Deux leviers sont activés. D’abord, la non-revalorisation des pensions en 2026, malgré l’inflation. Ensuite, la transformation d’un dispositif fiscal avantageux pour les retraités : l’abattement de 10 %, qui permettait de réduire l’assiette de l’impôt sur le revenu, serait remplacé par un abattement forfaitaire de 2.000 euros par personne.

Ce changement n’est pas neutre. Il modifie la logique même de l’avantage fiscal, jusque-là proportionnel au revenu. Plus un retraité avait de revenus, plus l’abattement était conséquent. Le gouvernement entend désormais plafonner cet avantage, le rendre égalitaire dans sa forme, et le recentrer sur les foyers aux revenus modestes ou intermédiaires.

Cibler les retraités

Lors de son audition devant les députés, la ministre du Budget Amélie de Montchalin a défendu une mesure de justice fiscale. Selon elle, le dispositif actuel est déséquilibré : « Plus vous êtes un retraité aisé, plus vous bénéficiez de l’abattement. » Elle s’est appuyée sur un constat ancien du Conseil des prélèvements obligatoires, qui relevait déjà l’inefficacité redistributive du mécanisme.
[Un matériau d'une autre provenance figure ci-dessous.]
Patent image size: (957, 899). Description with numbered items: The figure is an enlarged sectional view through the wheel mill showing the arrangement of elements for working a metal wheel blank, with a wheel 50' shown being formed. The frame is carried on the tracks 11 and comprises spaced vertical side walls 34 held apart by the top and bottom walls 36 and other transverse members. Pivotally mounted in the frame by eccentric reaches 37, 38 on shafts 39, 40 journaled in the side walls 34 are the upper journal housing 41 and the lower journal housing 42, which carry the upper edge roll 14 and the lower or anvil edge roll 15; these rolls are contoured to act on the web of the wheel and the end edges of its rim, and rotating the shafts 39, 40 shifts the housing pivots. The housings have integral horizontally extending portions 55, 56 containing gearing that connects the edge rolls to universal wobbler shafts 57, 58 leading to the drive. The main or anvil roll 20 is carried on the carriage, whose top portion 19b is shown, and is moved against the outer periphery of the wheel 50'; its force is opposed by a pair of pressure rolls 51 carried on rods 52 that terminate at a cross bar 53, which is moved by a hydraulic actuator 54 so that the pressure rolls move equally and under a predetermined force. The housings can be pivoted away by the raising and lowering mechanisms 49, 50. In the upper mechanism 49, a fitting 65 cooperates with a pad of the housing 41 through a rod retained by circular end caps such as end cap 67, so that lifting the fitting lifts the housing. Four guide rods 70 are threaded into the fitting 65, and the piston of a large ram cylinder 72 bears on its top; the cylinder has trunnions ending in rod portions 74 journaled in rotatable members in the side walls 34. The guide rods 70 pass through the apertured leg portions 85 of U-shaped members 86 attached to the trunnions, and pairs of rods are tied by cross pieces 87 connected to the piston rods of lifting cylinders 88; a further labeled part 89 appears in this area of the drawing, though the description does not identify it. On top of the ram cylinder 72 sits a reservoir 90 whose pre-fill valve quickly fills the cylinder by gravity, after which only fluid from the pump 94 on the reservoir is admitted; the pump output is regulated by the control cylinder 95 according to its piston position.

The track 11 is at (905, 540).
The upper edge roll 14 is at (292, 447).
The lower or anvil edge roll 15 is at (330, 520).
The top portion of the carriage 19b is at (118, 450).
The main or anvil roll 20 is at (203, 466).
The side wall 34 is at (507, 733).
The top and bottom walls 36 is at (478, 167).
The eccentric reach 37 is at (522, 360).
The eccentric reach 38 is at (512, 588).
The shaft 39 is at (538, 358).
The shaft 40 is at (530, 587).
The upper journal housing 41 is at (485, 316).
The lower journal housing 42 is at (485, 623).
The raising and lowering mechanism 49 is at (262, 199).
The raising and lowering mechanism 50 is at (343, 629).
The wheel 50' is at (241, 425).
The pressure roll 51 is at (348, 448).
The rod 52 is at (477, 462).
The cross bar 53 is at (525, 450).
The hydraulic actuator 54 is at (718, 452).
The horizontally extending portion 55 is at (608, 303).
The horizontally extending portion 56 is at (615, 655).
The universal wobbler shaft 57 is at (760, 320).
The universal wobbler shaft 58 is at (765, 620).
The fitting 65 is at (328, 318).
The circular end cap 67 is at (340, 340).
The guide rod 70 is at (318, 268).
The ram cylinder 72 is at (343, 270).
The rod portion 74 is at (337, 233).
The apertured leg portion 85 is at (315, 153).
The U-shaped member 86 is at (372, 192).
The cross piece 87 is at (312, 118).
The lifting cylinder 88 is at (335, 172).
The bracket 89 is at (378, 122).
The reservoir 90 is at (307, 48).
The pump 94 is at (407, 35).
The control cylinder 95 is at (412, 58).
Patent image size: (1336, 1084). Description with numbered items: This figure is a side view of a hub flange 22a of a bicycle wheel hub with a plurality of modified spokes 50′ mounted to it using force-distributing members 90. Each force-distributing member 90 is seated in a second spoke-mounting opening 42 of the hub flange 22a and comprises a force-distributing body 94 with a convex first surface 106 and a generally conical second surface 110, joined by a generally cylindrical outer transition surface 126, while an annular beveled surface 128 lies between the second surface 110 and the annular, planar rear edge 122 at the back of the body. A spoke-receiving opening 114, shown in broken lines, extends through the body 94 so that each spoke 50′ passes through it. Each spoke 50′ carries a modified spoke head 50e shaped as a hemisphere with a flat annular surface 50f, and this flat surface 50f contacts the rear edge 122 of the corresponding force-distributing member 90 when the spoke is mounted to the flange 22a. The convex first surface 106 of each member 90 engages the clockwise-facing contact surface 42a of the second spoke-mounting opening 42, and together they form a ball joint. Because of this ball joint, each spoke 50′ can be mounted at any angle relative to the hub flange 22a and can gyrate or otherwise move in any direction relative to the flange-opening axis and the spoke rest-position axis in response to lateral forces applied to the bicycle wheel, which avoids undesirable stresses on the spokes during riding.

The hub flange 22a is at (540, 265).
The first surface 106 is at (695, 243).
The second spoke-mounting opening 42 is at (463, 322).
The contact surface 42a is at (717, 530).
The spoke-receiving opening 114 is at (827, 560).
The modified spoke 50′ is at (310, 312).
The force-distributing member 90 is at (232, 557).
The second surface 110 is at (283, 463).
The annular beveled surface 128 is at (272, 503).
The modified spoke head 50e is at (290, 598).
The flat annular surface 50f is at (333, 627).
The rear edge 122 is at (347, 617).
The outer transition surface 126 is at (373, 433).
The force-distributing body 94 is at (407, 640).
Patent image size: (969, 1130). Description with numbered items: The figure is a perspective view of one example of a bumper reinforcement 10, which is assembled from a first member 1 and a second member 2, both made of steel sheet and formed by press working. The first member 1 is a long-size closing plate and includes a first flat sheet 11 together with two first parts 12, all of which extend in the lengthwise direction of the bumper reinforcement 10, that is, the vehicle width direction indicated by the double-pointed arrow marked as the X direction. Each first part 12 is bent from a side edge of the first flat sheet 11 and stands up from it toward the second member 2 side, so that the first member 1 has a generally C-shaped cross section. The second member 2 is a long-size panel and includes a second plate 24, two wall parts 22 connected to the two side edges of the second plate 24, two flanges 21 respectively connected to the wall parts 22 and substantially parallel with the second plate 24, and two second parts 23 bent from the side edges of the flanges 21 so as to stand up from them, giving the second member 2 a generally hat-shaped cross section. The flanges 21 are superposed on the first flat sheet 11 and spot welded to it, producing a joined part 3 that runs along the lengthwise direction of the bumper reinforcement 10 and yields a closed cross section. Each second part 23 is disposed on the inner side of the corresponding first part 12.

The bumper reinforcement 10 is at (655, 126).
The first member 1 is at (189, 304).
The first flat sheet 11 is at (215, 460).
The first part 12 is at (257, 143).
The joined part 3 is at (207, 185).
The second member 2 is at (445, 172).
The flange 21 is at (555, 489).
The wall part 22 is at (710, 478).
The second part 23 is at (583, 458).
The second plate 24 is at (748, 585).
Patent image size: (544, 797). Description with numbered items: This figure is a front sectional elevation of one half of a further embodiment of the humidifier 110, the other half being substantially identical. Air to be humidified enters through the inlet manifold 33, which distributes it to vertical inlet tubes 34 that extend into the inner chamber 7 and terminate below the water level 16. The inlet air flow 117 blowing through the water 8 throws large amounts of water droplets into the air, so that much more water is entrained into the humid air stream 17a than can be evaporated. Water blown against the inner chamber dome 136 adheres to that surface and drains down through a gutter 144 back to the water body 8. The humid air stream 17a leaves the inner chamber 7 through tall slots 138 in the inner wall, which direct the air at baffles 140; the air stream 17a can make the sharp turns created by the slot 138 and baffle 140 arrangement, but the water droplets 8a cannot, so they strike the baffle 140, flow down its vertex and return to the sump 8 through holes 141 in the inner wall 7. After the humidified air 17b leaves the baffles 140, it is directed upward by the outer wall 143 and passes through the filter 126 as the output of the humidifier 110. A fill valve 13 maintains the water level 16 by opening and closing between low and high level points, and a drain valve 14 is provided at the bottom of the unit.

D’après les projections de Bercy, la réforme pourrait générer un gain budgétaire de l’ordre d’un milliard d’euros. Ce chiffre reste proche des préconisations formulées par la Cour des comptes, qui appelait à recentrer l’avantage sur les classes moyennes inférieures. Le gouvernement insiste sur la progressivité du nouveau système : un retraité aux revenus modestes continuerait à bénéficier d’un abattement significatif, tandis que les plus aisés seraient mis davantage à contribution.

Malgré les précautions oratoires de la ministre, les critiques émergent de toutes parts. La CFDT, tout en reconnaissant la nécessité de revoir certains dispositifs fiscaux, a appelé à « aller au-delà de 2.000 euros » pour préserver les petites retraites. Le flou persistant sur le nombre exact de « gagnants » et de « perdants » nourrit la méfiance. À l’Assemblée, plusieurs parlementaires ont demandé que l’exécutif publie des simulations précises. La ministre s’y est dite favorable, mais n’a pas fourni d’échéancier.

À droite, Bruno Retailleau, chef de file des Républicains, a dénoncé le cumul de mauvaises nouvelles pour les retraités : une « année blanche » sans revalorisation, et une suppression d’abattement perçue comme une hausse d’impôt déguisée. À gauche, François Hollande a réagi en appelant à protéger les « petites retraites » et à ne pas opposer solidarité et justice sociale.